Pope Francis then drew up a list of points that require constant vigilance, beginning with the founders themselves, who sometimes “tend to feel that they are the only depositories or interpreters of the charism, as if they were above the Church.” Other areas of attention include: vocation ministry, the formation of candidates, the way authority is exercised, especially the length of mandates, the accumulation of power, and the separation between the internal forum — which is the secret of conscience — and the external forum. The latter is a theme “that concerns me a lot,” said the Pope.
The pontiff also called for the prevention of abuse of authority and power. In this regard, he cited the book The Veil of Silence by Italian journalist Salvatore Cernuzio. A book that reveals, he lamented, “not the glaring abuses, but the everyday abuses that harm the strength of a vocation.”

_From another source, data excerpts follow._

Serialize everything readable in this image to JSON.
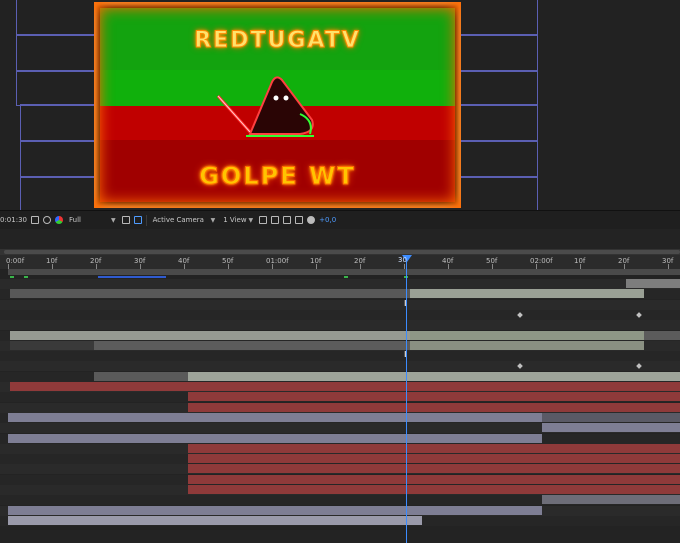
{
  "viewer": {
    "title_text": "REDTUGATV",
    "subtitle_text": "GOLPE WT"
  },
  "toolbar": {
    "timecode": "0:01:30",
    "resolution": "Full",
    "camera": "Active Camera",
    "views": "1 View",
    "offset": "+0,0"
  },
  "timeline": {
    "ruler_labels": [
      "0:00f",
      "10f",
      "20f",
      "30f",
      "40f",
      "50f",
      "01:00f",
      "10f",
      "20f",
      "30f",
      "40f",
      "50f",
      "02:00f",
      "10f",
      "20f",
      "30f"
    ],
    "current_time_label": "30"
  },
  "colors": {
    "flag_green": "#13a30f",
    "flag_red": "#b00000",
    "fire_orange": "#ff6a00",
    "cti_blue": "#3c8cff",
    "layer_gray": "#7e7e94",
    "layer_sage": "#8e9786",
    "layer_red": "#8f3a3a"
  }
}
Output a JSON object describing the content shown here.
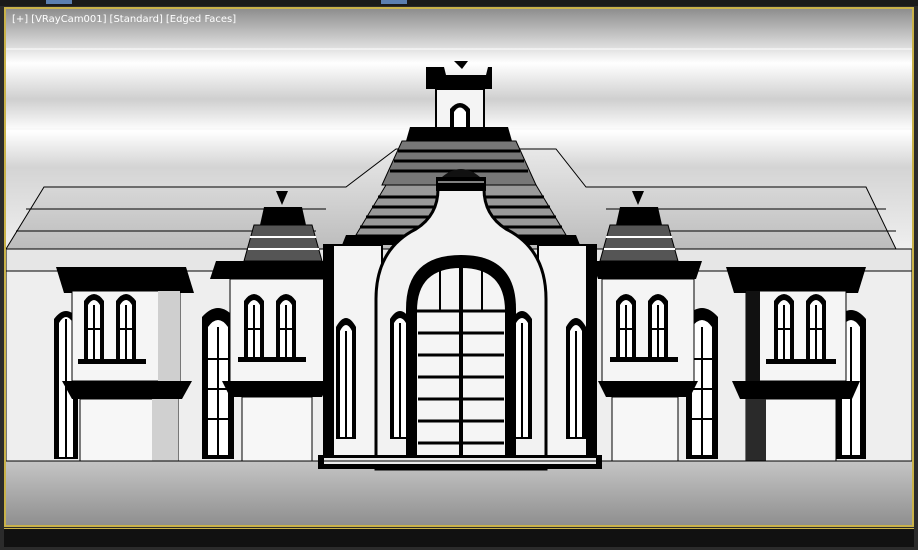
{
  "viewport": {
    "label": {
      "view_menu": "[+]",
      "camera": "[VRayCam001]",
      "shading": "[Standard]",
      "display_mode": "[Edged Faces]"
    },
    "border_color": "#c9b24a"
  },
  "colors": {
    "sky_top": "#ffffff",
    "sky_bottom": "#8c8c8c",
    "ground": "#9c9c9c",
    "wall": "#f2f2f2",
    "wall_shade": "#d6d6d6",
    "outline": "#000000"
  }
}
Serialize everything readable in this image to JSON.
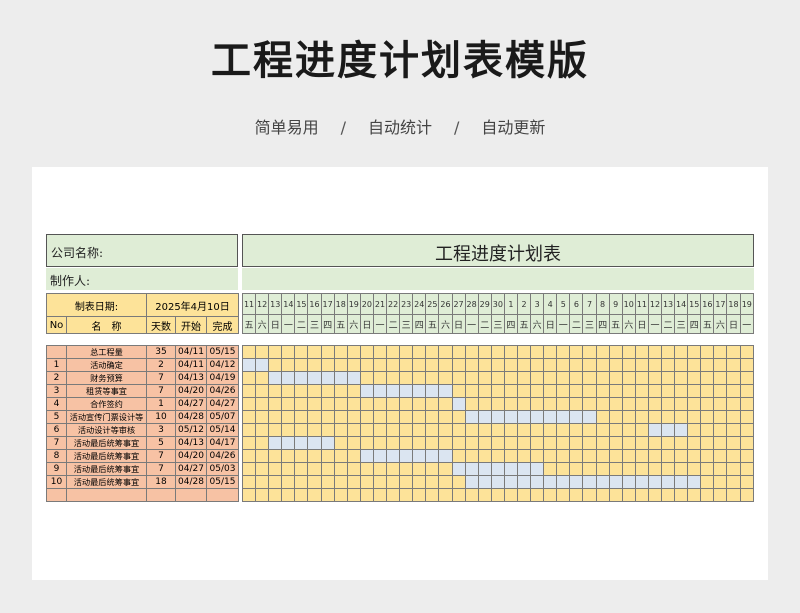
{
  "page_title": "工程进度计划表模版",
  "tagline": [
    "简单易用",
    "自动统计",
    "自动更新"
  ],
  "tagline_sep": "/",
  "sheet": {
    "company_label": "公司名称:",
    "maker_label": "制作人:",
    "chart_title": "工程进度计划表",
    "date_label": "制表日期:",
    "date_value": "2025年4月10日",
    "headers": {
      "no": "No",
      "name": "名　称",
      "days": "天数",
      "start": "开始",
      "end": "完成"
    },
    "day_numbers": [
      "11",
      "12",
      "13",
      "14",
      "15",
      "16",
      "17",
      "18",
      "19",
      "20",
      "21",
      "22",
      "23",
      "24",
      "25",
      "26",
      "27",
      "28",
      "29",
      "30",
      "1",
      "2",
      "3",
      "4",
      "5",
      "6",
      "7",
      "8",
      "9",
      "10",
      "11",
      "12",
      "13",
      "14",
      "15",
      "16",
      "17",
      "18",
      "19"
    ],
    "weekdays": [
      "五",
      "六",
      "日",
      "一",
      "二",
      "三",
      "四",
      "五",
      "六",
      "日",
      "一",
      "二",
      "三",
      "四",
      "五",
      "六",
      "日",
      "一",
      "二",
      "三",
      "四",
      "五",
      "六",
      "日",
      "一",
      "二",
      "三",
      "四",
      "五",
      "六",
      "日",
      "一",
      "二",
      "三",
      "四",
      "五",
      "六",
      "日",
      "一"
    ],
    "tasks": [
      {
        "no": "",
        "name": "总工程量",
        "days": "35",
        "start": "04/11",
        "end": "05/15",
        "bar_from": 0,
        "bar_to": 0
      },
      {
        "no": "1",
        "name": "活动确定",
        "days": "2",
        "start": "04/11",
        "end": "04/12",
        "bar_from": 0,
        "bar_to": 1
      },
      {
        "no": "2",
        "name": "财务预算",
        "days": "7",
        "start": "04/13",
        "end": "04/19",
        "bar_from": 2,
        "bar_to": 8
      },
      {
        "no": "3",
        "name": "租赁等事宜",
        "days": "7",
        "start": "04/20",
        "end": "04/26",
        "bar_from": 9,
        "bar_to": 15
      },
      {
        "no": "4",
        "name": "合作签约",
        "days": "1",
        "start": "04/27",
        "end": "04/27",
        "bar_from": 16,
        "bar_to": 16
      },
      {
        "no": "5",
        "name": "活动宣传门票设计等",
        "days": "10",
        "start": "04/28",
        "end": "05/07",
        "bar_from": 17,
        "bar_to": 26
      },
      {
        "no": "6",
        "name": "活动设计等审核",
        "days": "3",
        "start": "05/12",
        "end": "05/14",
        "bar_from": 31,
        "bar_to": 33
      },
      {
        "no": "7",
        "name": "活动最后统筹事宜",
        "days": "5",
        "start": "04/13",
        "end": "04/17",
        "bar_from": 2,
        "bar_to": 6
      },
      {
        "no": "8",
        "name": "活动最后统筹事宜",
        "days": "7",
        "start": "04/20",
        "end": "04/26",
        "bar_from": 9,
        "bar_to": 15
      },
      {
        "no": "9",
        "name": "活动最后统筹事宜",
        "days": "7",
        "start": "04/27",
        "end": "05/03",
        "bar_from": 16,
        "bar_to": 22
      },
      {
        "no": "10",
        "name": "活动最后统筹事宜",
        "days": "18",
        "start": "04/28",
        "end": "05/15",
        "bar_from": 17,
        "bar_to": 34
      }
    ]
  },
  "colors": {
    "header_green": "#dfedd6",
    "info_yellow": "#fde399",
    "task_salmon": "#f7c2a4",
    "bar_blue": "#dbe5f1"
  }
}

During his speech, the Argentine Pope gave an “essential” criterion for discernment: the capacity of a community to “integrate” into the life of the People of God. He charged the pastors to enlighten the faithful on “the authenticity of charisms” and “the reliability of those who present themselves as founders.”
Finally, for the approval of new institutes or communities, the pontiff invited them to develop collaboration with the diocesan bishops—and the latter to accept the accompaniment of the dicastery. This is to avoid the birth of institutes without sufficient motivation or vigor, despite their “good will.”